Now we will create a new pipeline and the corresponding PCollections.

In [None]:
p_join = beam.Pipeline(InteractiveRunner())

people = p_join | "Create_People" >> beam.Create([Person('Bob', 19), 
                                                  Person('Alice', 42),
                                                  Person('Ted', 26),
                                                  Person('Michael', 29)])
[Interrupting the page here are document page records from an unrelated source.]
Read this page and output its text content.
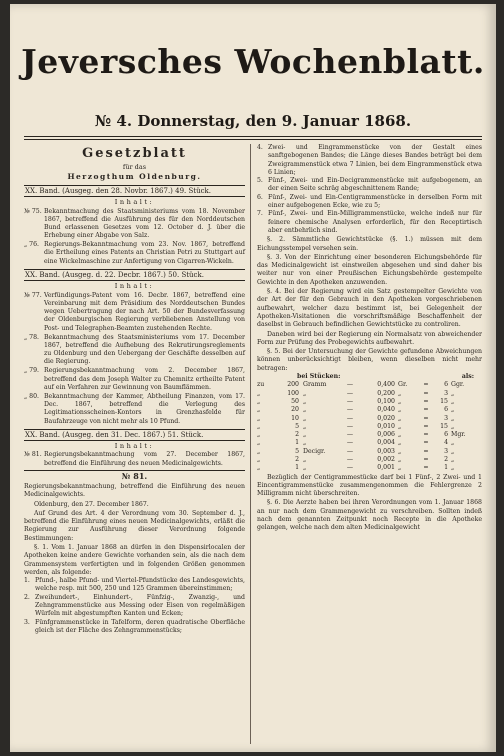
Jeversches Wochenblatt.
№ 4. Donnerstag, den 9. Januar 1868.
Gesetzblatt
für das
Herzogthum Oldenburg.
XX. Band. (Ausgeg. den 28. Novbr. 1867.) 49. Stück.
Inhalt:
№ 75. Bekanntmachung des Staatsministeriums vom 18. November 1867, betreffend die Ausführung des für den Norddeutschen Bund erlassenen Gesetzes vom 12. October d. J. über die Erhebung einer Abgabe von Salz.
„ 76. Regierungs-Bekanntmachung vom 23. Nov. 1867, betreffend die Ertheilung eines Patents an Christian Petri zu Stuttgart auf eine Wickelmaschine zur Anfertigung von Cigarren-Wickeln.
XX. Band. (Ausgeg. d. 22. Decbr. 1867.) 50. Stück.
Inhalt:
№ 77. Verfündigungs-Patent vom 16. Decbr. 1867, betreffend eine Vereinbarung mit dem Präsidium des Norddeutschen Bundes wegen Uebertragung der nach Art. 50 der Bundesverfassung der Oldenburgischen Regierung verbliebenen Anstellung von Post- und Telegraphen-Beamten zustehenden Rechte.
„ 78. Bekanntmachung des Staatsministeriums vom 17. December 1867, betreffend die Aufhebung des Rekrutirungsreglements zu Oldenburg und den Uebergang der Geschäfte desselben auf die Regierung.
„ 79. Regierungsbekanntmachung vom 2. December 1867, betreffend das dem Joseph Walter zu Chemnitz ertheilte Patent auf ein Verfahren zur Gewinnung von Baumflämmen.
„ 80. Bekanntmachung der Kammer, Abtheilung Finanzen, vom 17. Dec. 1867, betreffend die Verlegung des Legitimationsscheinen-Kontors in Grenzhasfelde für Baufahrzeuge von nicht mehr als 10 Pfund.
XX. Band. (Ausgeg. den 31. Dec. 1867.) 51. Stück.
Inhalt:
№ 81. Regierungsbekanntmachung vom 27. December 1867, betreffend die Einführung des neuen Medicinalgewichts.
№ 81.
Regierungsbekanntmachung, betreffend die Einführung des neuen Medicinalgewichts.
Oldenburg, den 27. December 1867.
Auf Grund des Art. 4 der Verordnung vom 30. September d. J., betreffend die Einführung eines neuen Medicinalgewichts, erläßt die Regierung zur Ausführung dieser Verordnung folgende Bestimmungen:
§. 1. Vom 1. Januar 1868 an dürfen in den Dispensirlocalen der Apotheken keine andere Gewichte vorhanden sein, als die nach dem Grammensystem verfertigten und in folgenden Größen genommen werden, als folgende:
1. Pfund-, halbe Pfund- und Viertel-Pfundstücke des Landesgewichts, welche resp. mit 500, 250 und 125 Grammen übereinstimmen;
2. Zweihundert-, Einhundert-, Fünfzig-, Zwanzig-, und Zehngrammenstücke aus Messing oder Eisen von regelmäßigen Würfeln mit abgestumpften Kanten und Ecken;
3. Fünfgrammenstücke in Tafelform, deren quadratische Oberfläche gleich ist der Fläche des Zehngrammenstücks;
4. Zwei- und Eingrammenstücke von der Gestalt eines sanftgebogenen Bandes; die Länge dieses Bandes beträgt bei dem Zweigrammenstück etwa 7 Linien, bei dem Eingrammenstück etwa 6 Linien;
5. Fünf-, Zwei- und Ein-Decigrammenstücke mit aufgebogenem, an der einen Seite schräg abgeschnittenem Rande;
6. Fünf-, Zwei- und Ein-Centigrammenstücke in derselben Form mit einer aufgebogenen Ecke, wie zu 5;
7. Fünf-, Zwei- und Ein-Milligrammenstücke, welche indeß nur für feinere chemische Analysen erforderlich, für den Receptirtisch aber entbehrlich sind.
§. 2. Sämmtliche Gewichtstücke (§. 1.) müssen mit dem Eichungsstempel versehen sein.
§. 3. Von der Einrichtung einer besonderen Eichungsbehörde für das Medicinalgewicht ist einstweilen abgesehen und sind daher bis weiter nur von einer Preußischen Eichungsbehörde gestempelte Gewichte in den Apotheken anzuwenden.
§. 4. Bei der Regierung wird ein Satz gestempelter Gewichte von der Art der für den Gebrauch in den Apotheken vorgeschriebenen aufbewahrt, welcher dazu bestimmt ist, bei Gelegenheit der Apotheken-Visitationen die vorschriftsmäßige Beschaffenheit der daselbst in Gebrauch befindlichen Gewichtstücke zu controliren.
Daneben wird bei der Regierung ein Normalsatz von abweichender Form zur Prüfung des Probegewichts aufbewahrt.
§. 5. Bei der Untersuchung der Gewichte gefundene Abweichungen können unberücksichtigt bleiben, wenn dieselben nicht mehr betragen:
bei Stücken:	als:
zu	200 Gramm	—	0,400 Gr.	=	6 Ggr.
„	100 „	—	0,200 „	=	3 „
„	50 „	—	0,100 „	=	15 „
„	20 „	—	0,040 „	=	6 „
„	10 „	—	0,020 „	=	3 „
„	5 „	—	0,010 „	=	15 „
„	2 „	—	0,006 „	=	6 Mgr.
„	1 „	—	0,004 „	=	4 „
„	5 Decigr.	—	0,003 „	=	3 „
„	2 „	—	0,002 „	=	2 „
„	1 „	—	0,001 „	=	1 „
Bezüglich der Centigrammestücke darf bei 1 Fünf-, 2 Zwei- und 1 Eincentigrammenstücke zusammengenommen die Fehlergrenze 2 Milligramm nicht überschreiten.
§. 6. Die Aerzte haben bei ihren Verordnungen vom 1. Januar 1868 an nur nach dem Grammengewicht zu verschreiben. Sollten indeß nach dem genannten Zeitpunkt noch Recepte in die Apotheke gelangen, welche nach dem alten Medicinalgewicht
pets = p_join | "Create_Pets" >> beam.Create([Pet('Cooper', 'Michael', 'Dog'),
                                              Pet('Moose', 'Alice', 'Gerbil'),
                                              Pet('The Destroyer', 'Alice', 'Cat'),
                                              Pet('Ted Jr.', 'Ted', 'Turtle'),
                                              Pet('Felix', 'Ted', 'Cat')])
                        

Now we have created our sample PCollections. Suppose that we want to answer the following question: What is the average owner age for each species of pet? We have (reasonably) three options we could use:
1. Create KV pairs with owner names as the key, perform a `CoGroupByKey`, extract the `species` and `age` fields, and the perform `beam.CombinePerKey()` with an average `CombineFn` using `species` as the key.
2. Use the Dataframe API to join the dataframes corresponding to each PCollection, join the dataframes on the `age` and `owner_age` columns, drop the uncessary fields and use the `.groupby()` method followed by the `.count()` method to aggregate.
3. Write a SQL query!

The dataframe option is definitely easier than using `CoGroupByKey`...but SQL is even easier than the other two options! Let's now use the `beam_sql` magic.

In [None]:
%%beam_sql -o age_per_species
SELECT 
    pets.species as species, 
    AVG(people.age) as average_age
FROM 
    people 
JOIN 
    pets 
ON 
    people.name = pets.owner_name
GROUP BY 
    pets.species

What if we want to execute this pipeline on Dataflow? We can use the option `-r DataflowRunner` when using the `beam_sql` magic. When you execute the query with this option set, a pop-up will appear for a minimal set of options to run the pipeline and you will be informed where the results of the query will be stored.

In [None]:
%%beam_sql -o age_per_species -r DataflowRunner
SELECT 
    pets.species as species, 
    AVG(people.age) as average_age
FROM 
    people 
JOIN 
    pets 
ON 
    people.name = pets.owner_name
GROUP BY 
    pets.species

Finally, we can check the output of the pipeline once it is completed.

In [None]:
import os

BUCKET = 'your-bucket-name-here' #REPLACE WITH YOUR BUCKET NAME
os.environ['BUCKET'] = BUCKET

!gcloud storage cat gs://$BUCKET/staging/age_per_species*

## Appendix: Setting up `beam_sql` locally

**Important**: If you're using Beam built from your local source code, additionally:

- Have the Java expansion service shadowjar built. Go to the root directory of your local beam repo and then execute:
  `./gradlew :sdks:java:extensions:sql:expansion-service:shadowJar`.
- Based on your jdk version, pull the docker image `docker pull apache/beam_java11_sdk` or `docker pull apache/beam_java8_sdk`.
- Then tag the image with your current Beam dev version.  You can check the dev version under `apache_beam.version.__version__`. For example, if you're using jdk11 and dev version is `x.x.x.dev`, execute `docker image tag apache/beam_java11_sdk:latest apache/beam_java11_sdk:x.x.x.dev`.